Book Review: The New Orientalist: Postmodern Representation of Islam From Foucault to Baudrillard

Jan 30, 2008 22:16



Ian Almond, in his recent book The New Orientalist: Postmodern Representation of Islam From Foucault to Baudrillard, argues that the strain of Orientalism, as proposed by Edward Said, is far from removed. By rigorously examining the work of Nietzsche, Derrida, Foucault,Jean Baudrillard, Julia Kristeva, Slavoj Žižek and the fiction of Borges, Rushdie, and Pamuk, Almond attempts to show that ongoing Eurocentric critic of modernity that uses the motifs and symbols of the Islamic Orient, can become a new and even more insidious type of Orientalism. Without defining the "notoriously fuzzy" term postmodernism or delineating on Orientalism, Eurocentrism, or imperialism, Almond brings together these nine names not on the ground of modernity, but on Islam. Almond's main point is that all these thinkers and writers while re-evaluating and critiquing modernity's central tenets, "invoke an Islamic/Arab orient" (p.2) and his primary concern is the subtle nature of such invocation, where critique of modernity / postmodernism (he goes back and forth between these two concepts) inherits "many of the Orientalist/imperialist tropes that had been so prevalent in modernity" (p. 4)

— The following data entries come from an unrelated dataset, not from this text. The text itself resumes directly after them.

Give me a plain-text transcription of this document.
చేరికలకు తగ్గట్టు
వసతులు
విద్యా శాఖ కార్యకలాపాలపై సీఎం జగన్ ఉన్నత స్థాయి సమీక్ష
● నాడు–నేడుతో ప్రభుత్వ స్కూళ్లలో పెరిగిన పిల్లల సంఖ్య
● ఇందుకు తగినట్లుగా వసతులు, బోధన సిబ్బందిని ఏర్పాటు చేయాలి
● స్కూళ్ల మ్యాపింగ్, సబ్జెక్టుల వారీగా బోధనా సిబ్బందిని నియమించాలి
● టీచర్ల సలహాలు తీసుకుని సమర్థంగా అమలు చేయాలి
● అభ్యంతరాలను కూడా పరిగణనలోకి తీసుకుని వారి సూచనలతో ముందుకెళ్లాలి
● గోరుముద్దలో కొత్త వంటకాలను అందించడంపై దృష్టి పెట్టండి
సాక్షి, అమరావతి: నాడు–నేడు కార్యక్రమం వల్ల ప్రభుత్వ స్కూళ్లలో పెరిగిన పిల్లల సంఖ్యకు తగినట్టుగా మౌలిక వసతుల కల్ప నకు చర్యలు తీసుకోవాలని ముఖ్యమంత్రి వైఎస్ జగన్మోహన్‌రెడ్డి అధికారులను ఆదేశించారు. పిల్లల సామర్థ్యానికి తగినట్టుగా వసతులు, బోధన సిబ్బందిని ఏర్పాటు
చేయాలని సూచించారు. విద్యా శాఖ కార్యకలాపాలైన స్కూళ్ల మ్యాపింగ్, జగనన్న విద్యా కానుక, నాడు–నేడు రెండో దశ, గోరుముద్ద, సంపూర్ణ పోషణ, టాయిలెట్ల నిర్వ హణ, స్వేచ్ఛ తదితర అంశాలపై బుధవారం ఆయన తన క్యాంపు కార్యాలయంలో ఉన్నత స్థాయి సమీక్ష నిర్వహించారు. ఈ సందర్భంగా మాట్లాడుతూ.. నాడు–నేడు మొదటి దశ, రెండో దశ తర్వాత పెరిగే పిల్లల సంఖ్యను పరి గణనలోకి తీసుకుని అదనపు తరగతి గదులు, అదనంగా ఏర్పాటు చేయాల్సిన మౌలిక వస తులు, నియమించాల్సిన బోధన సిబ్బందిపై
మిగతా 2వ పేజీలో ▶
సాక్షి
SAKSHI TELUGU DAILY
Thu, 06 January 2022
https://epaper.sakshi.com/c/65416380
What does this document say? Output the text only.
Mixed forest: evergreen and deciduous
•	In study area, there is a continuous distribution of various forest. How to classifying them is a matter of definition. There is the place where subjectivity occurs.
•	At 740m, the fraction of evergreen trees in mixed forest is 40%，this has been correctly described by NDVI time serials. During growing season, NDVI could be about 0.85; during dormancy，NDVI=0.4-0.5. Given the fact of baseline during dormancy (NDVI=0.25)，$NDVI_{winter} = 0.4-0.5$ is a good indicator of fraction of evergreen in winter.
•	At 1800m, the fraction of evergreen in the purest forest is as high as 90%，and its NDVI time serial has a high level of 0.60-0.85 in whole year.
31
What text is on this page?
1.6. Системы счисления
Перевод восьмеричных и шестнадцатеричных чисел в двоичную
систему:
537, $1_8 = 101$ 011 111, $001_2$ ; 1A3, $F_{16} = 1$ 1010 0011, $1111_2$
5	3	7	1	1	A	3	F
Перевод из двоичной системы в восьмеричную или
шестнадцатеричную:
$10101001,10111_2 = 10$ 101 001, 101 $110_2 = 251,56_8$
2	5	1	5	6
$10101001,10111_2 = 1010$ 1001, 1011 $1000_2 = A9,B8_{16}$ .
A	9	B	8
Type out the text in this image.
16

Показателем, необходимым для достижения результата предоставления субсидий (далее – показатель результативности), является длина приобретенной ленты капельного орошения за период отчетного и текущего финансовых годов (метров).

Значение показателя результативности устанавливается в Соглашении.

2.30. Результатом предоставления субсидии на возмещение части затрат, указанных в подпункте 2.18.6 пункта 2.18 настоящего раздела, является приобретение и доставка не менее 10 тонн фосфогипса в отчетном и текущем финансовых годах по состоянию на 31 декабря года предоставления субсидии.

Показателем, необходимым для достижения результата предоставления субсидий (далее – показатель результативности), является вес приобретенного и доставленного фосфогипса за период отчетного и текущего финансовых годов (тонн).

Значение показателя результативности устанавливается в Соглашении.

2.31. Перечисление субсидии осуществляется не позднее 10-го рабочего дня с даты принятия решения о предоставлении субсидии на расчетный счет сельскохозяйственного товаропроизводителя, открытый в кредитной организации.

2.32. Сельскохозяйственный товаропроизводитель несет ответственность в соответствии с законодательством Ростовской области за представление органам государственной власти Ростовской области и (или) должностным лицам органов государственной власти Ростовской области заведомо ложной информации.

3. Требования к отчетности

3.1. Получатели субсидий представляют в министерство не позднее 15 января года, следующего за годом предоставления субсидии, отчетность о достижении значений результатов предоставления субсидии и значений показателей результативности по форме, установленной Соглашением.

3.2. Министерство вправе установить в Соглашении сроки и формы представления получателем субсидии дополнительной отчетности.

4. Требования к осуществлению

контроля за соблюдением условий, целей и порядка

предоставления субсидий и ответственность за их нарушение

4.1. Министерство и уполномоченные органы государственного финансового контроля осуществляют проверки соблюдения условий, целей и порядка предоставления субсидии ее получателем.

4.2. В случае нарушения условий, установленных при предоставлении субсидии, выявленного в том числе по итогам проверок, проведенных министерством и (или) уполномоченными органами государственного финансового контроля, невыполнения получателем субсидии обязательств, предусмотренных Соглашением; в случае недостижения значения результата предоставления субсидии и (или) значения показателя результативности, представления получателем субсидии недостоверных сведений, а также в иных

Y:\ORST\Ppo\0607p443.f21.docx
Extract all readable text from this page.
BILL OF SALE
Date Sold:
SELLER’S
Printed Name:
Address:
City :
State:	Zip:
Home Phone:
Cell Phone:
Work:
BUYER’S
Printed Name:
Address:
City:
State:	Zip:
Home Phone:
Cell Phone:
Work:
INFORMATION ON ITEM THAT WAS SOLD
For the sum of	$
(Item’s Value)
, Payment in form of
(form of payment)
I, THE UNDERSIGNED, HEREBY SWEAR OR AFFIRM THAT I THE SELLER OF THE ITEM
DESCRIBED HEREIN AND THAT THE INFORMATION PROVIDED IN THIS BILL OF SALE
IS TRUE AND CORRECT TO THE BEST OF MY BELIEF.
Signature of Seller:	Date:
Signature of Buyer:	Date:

The conclusion based on the detail analysis is that "[w]ith critique of Eurocentric modernity, the European game has not ended, it has simply moved into a second phase" (p. 4). And this second phase does not necessarily has to be harsh criticism or dismissal of Islam: "Whether it is a twenty year old Nietzsche telling his sister how more blessed 'Mohammedans' are than Christians, or Paris-weary Foucault, declaring how free of superficiality Tunisians are in contrast to their French counterparts, the resort to Islam and Islamic cultures as a means of obtaining some kind of critical distance from one's own society will become a familiar gesture, if expressed in a number of different ways." (p. 2)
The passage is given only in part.